Nepal’s Political Tightrope
Nepal's experiment with full democracy after 240 years of monarchy is taking on ominous overtones, with the Communist Party-Maoist demanding that the three-party alliance that recently denied them the right to name the country's new president and vice president be disbanded.
Over the objections of the Maoists, Ram Baran Yadav, an ally of G P Karoila, the longtime leader of the Nepali Congress Party, was named president Wednesday, sidelining the Maoists and prompting them initially to say they would sit in the opposition despite the fact that they are the biggest party in the newly formed Constituent Assembly.
Nonetheless, Yadav said over the weekend that he would ask the leader of the Maoists, Pushpa Kamal Dahal, who is better known by his nom de guerre Prachanda, to head the government as prime minister. That still leaves Kathmandu reeling with political uncertainty, however, with the Maoists insisting that the parties commit to support a common minimum program and give a written commitment that they would not seek to topple the government for at least two years.
The opposition parties have called the conditions absurd and said their alliance would continue. The fundamental job of the political parties, government and the Constituent Assembly together is to write a new constitution, which requires a two-thirds majority of the assembly, which is not possible unless the three main political forces the Maoists, the Nepali Congress, and the smaller Communist Party of Nepal - Unified Marxist Leninist come together. It appears certain that a prolonged period of squabbling is likely to ensue.
A key to the uncertainty is the long standing rigid discrimination against Nepalese Dalits, or so-called untouchables, and against women and other ethnic groups. As a mark of the landlocked country's distress, it is one of the few in the world to embrace Maoism after even the Chinese abandoned it. Ethnicity, caste and gender inequalities, particularly in the western part of the country, led to large numbers of those left out of the economic mainstream to join the Maoist People's Army.
The Maoists swept to power in April at the ballot box after a bloody, decade-long campaign to dethrone the country's Hindu monarchy and bring about social change that ultimately cost an estimated 13,000 lives on all sides.

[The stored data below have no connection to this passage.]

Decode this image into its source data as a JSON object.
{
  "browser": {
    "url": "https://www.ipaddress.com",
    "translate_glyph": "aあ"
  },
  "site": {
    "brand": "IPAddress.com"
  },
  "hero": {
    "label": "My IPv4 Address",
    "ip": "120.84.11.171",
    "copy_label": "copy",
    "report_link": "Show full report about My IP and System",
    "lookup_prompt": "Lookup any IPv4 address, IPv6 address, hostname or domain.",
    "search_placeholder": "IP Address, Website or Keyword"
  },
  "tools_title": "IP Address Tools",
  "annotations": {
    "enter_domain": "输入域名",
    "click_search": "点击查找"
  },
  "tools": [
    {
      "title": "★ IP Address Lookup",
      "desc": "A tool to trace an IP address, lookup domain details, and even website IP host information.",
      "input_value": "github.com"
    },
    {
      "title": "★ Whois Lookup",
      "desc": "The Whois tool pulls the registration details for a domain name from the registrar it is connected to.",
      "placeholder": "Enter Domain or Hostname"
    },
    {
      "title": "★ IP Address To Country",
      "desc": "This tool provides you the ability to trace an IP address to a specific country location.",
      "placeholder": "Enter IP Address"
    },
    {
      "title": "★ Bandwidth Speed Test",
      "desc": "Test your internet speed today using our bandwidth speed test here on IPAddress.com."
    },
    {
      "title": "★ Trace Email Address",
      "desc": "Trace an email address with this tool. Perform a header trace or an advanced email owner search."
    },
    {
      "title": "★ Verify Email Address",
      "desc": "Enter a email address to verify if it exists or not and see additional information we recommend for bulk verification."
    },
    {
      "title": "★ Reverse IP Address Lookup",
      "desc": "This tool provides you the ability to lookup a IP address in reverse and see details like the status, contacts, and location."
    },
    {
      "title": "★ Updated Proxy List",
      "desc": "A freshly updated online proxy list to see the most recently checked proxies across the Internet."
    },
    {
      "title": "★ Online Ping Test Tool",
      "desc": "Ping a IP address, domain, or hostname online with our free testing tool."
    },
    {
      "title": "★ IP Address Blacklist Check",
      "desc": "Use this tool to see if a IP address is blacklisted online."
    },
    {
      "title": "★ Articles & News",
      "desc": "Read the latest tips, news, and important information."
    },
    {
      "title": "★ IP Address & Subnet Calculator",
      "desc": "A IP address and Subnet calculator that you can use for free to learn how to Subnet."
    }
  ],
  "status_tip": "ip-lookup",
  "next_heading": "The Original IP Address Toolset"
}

The previous parliament under the king was regarded as irretrievably corrupt and contentious, with at least 10 different governments ruling between 1991 and 2002 before a new constitution, drafted by the old elites, was put in place. Nor did the situation improve much after that. Government in general has been regarded as largely impotent.
There are questions whether the Maoists can do any better. Isolated in their armed struggle at the western edge of the country, they have had little practice at democratic governance, and there is an increasing danger that despite their numbers 201 seats in the 601-member assembly they will merely add to the continual squabbling.

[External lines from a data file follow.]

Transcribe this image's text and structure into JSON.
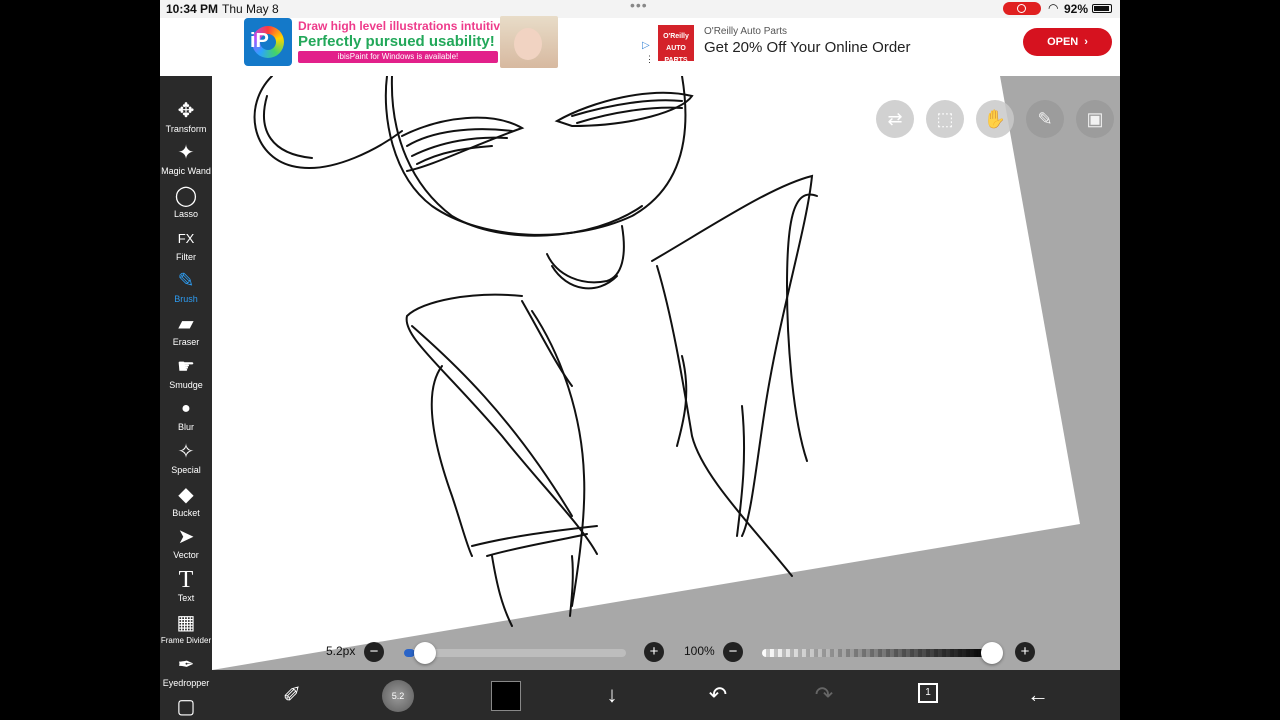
{
  "status_bar": {
    "time": "10:34 PM",
    "date": "Thu May 8",
    "battery": "92%",
    "icons": [
      "screen-record-icon",
      "wifi-icon",
      "battery-icon"
    ]
  },
  "ads": {
    "left": {
      "line1": "Draw high level illustrations intuitively!",
      "line2": "Perfectly pursued usability!",
      "line3": "ibisPaint for Windows is available!",
      "logo_text": "iP"
    },
    "right": {
      "brand": "O'Reilly Auto Parts",
      "offer": "Get 20% Off Your Online Order",
      "button": "OPEN",
      "logo_text": "O'Reilly AUTO PARTS"
    }
  },
  "toolbar": {
    "tools": [
      {
        "label": "Transform",
        "icon": "move-arrows-icon",
        "glyph": "✥"
      },
      {
        "label": "Magic Wand",
        "icon": "magic-wand-icon",
        "glyph": "✦"
      },
      {
        "label": "Lasso",
        "icon": "lasso-icon",
        "glyph": "◯"
      },
      {
        "label": "Filter",
        "icon": "fx-icon",
        "glyph": "FX"
      },
      {
        "label": "Brush",
        "icon": "brush-icon",
        "glyph": "✎",
        "active": true
      },
      {
        "label": "Eraser",
        "icon": "eraser-icon",
        "glyph": "▰"
      },
      {
        "label": "Smudge",
        "icon": "smudge-icon",
        "glyph": "☛"
      },
      {
        "label": "Blur",
        "icon": "blur-drop-icon",
        "glyph": "💧"
      },
      {
        "label": "Special",
        "icon": "special-sparkle-icon",
        "glyph": "✧"
      },
      {
        "label": "Bucket",
        "icon": "bucket-icon",
        "glyph": "◆"
      },
      {
        "label": "Vector",
        "icon": "vector-pointer-icon",
        "glyph": "➤"
      },
      {
        "label": "Text",
        "icon": "text-icon",
        "glyph": "T"
      },
      {
        "label": "Frame Divider",
        "icon": "frame-divider-icon",
        "glyph": "▦"
      },
      {
        "label": "Eyedropper",
        "icon": "eyedropper-icon",
        "glyph": "✒"
      },
      {
        "label": "",
        "icon": "canvas-icon",
        "glyph": "▢"
      }
    ]
  },
  "canvas_buttons": [
    "layer-toggle-icon",
    "selection-icon",
    "hand-touch-icon",
    "ruler-pen-icon",
    "reference-image-icon"
  ],
  "slider_bar": {
    "brush_size": "5.2px",
    "brush_size_fraction": 0.05,
    "opacity": "100%",
    "opacity_fraction": 1.0
  },
  "bottom_bar": {
    "brush_preview_text": "5.2",
    "color": "#000000",
    "layer_count": "1",
    "icons": [
      "brush-settings-icon",
      "brush-preview-icon",
      "color-swatch-icon",
      "download-arrow-icon",
      "undo-icon",
      "redo-icon",
      "layers-icon",
      "back-arrow-icon"
    ]
  },
  "accent_color": "#2d9bf0"
}
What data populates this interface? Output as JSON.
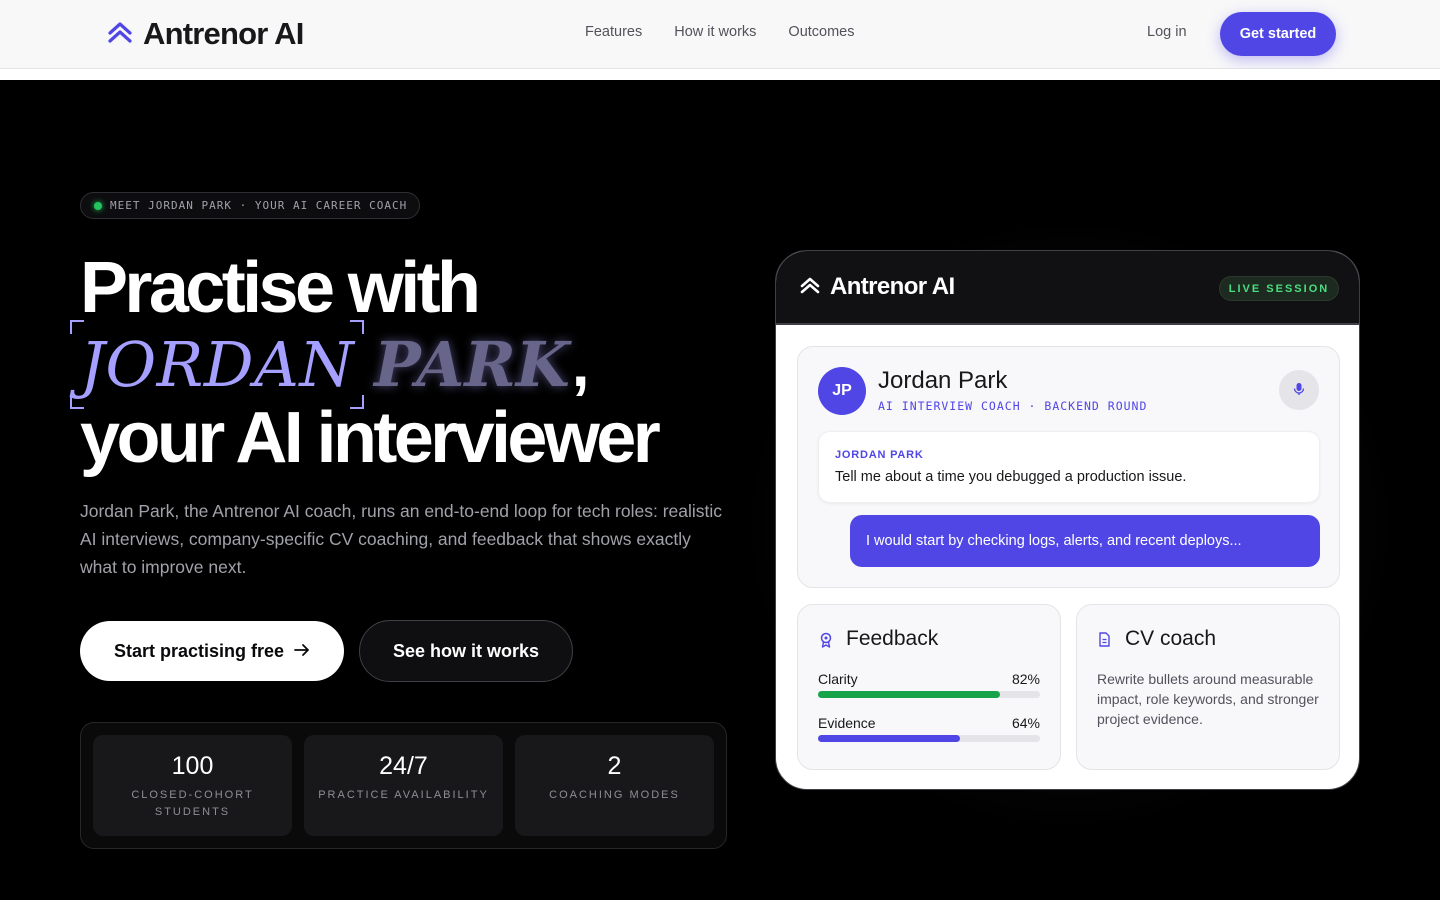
{
  "nav": {
    "brand": "Antrenor AI",
    "links": [
      "Features",
      "How it works",
      "Outcomes"
    ],
    "login": "Log in",
    "cta": "Get started"
  },
  "hero": {
    "eyebrow": "MEET JORDAN PARK · YOUR AI CAREER COACH",
    "headline_1": "Practise with",
    "headline_name_first": "JORDAN",
    "headline_name_last": "PARK",
    "headline_comma": ",",
    "headline_3": "your AI interviewer",
    "lede": "Jordan Park, the Antrenor AI coach, runs an end-to-end loop for tech roles: realistic AI interviews, company-specific CV coaching, and feedback that shows exactly what to improve next.",
    "primary_cta": "Start practising free",
    "primary_cta_icon": "arrow-right-icon",
    "secondary_cta": "See how it works",
    "stats": [
      {
        "value": "100",
        "label": "CLOSED-COHORT STUDENTS"
      },
      {
        "value": "24/7",
        "label": "PRACTICE AVAILABILITY"
      },
      {
        "value": "2",
        "label": "COACHING MODES"
      }
    ]
  },
  "card": {
    "brand": "Antrenor AI",
    "live_badge": "LIVE SESSION",
    "coach": {
      "initials": "JP",
      "name": "Jordan Park",
      "role": "AI INTERVIEW COACH · BACKEND ROUND"
    },
    "question": {
      "speaker": "JORDAN PARK",
      "text": "Tell me about a time you debugged a production issue."
    },
    "answer": "I would start by checking logs, alerts, and recent deploys...",
    "feedback": {
      "title": "Feedback",
      "metrics": [
        {
          "label": "Clarity",
          "value": "82%",
          "fraction": 0.82,
          "color": "#16a34a"
        },
        {
          "label": "Evidence",
          "value": "64%",
          "fraction": 0.64,
          "color": "#4f46e5"
        }
      ]
    },
    "cv": {
      "title": "CV coach",
      "text": "Rewrite bullets around measurable impact, role keywords, and stronger project evidence."
    }
  },
  "colors": {
    "accent": "#4f46e5",
    "accent_light": "#a5a0ff",
    "live_green": "#4ade80",
    "background": "#000000"
  }
}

Despite its soaring mountains, ancient culture and popularity with the world's backpackers and seekers of enlightenment, Nepal remains one of the poorest countries on earth. Per-capita gross domestic product in 2007 for the population of 29.5 million was only US$1,200. Some 42 percent of the population is out of work and nearly a third exists under the official poverty level. Tourism, the mainstay of the economy, nearly collapsed under the weight of the 10-year rebellion.
The newly emerging opposition alliance which sank Prachanda's candidates for president and vice president, shows little willingness to let the Maoist leader off the hook. Although he has vowed to become an executive prime minister, Prachanda faces continuing opposition in policymaking and implementation.
The Maoists' first test was July 19 when the Maoist candidate for vice president, Shanta Shrestha, lost to Paramananda Jha of the Madhesi People's Rights Forum by 305 votes in the 601-member assembly. Despite the fact that Prachanda himself is a Madhesi, he gets little sympathy from the ethnic Madhesi community, which dominates the southern Nepal area that borders India. The Madhesis have emerged as a potent political power since the April election. With nearly 40 percent of Nepal's population, they are demanding autonomous status.
This leaves Koirala an unlikely kingmaker. In addition to getting Yadav elected, he has thwarted Prachanda's plans for overall control of the country. As long as he holds on, the octogenarian Koirala, a chain-smoker who suffers from respiratory illness, looks likely to keep the constituent assembly in turmoil.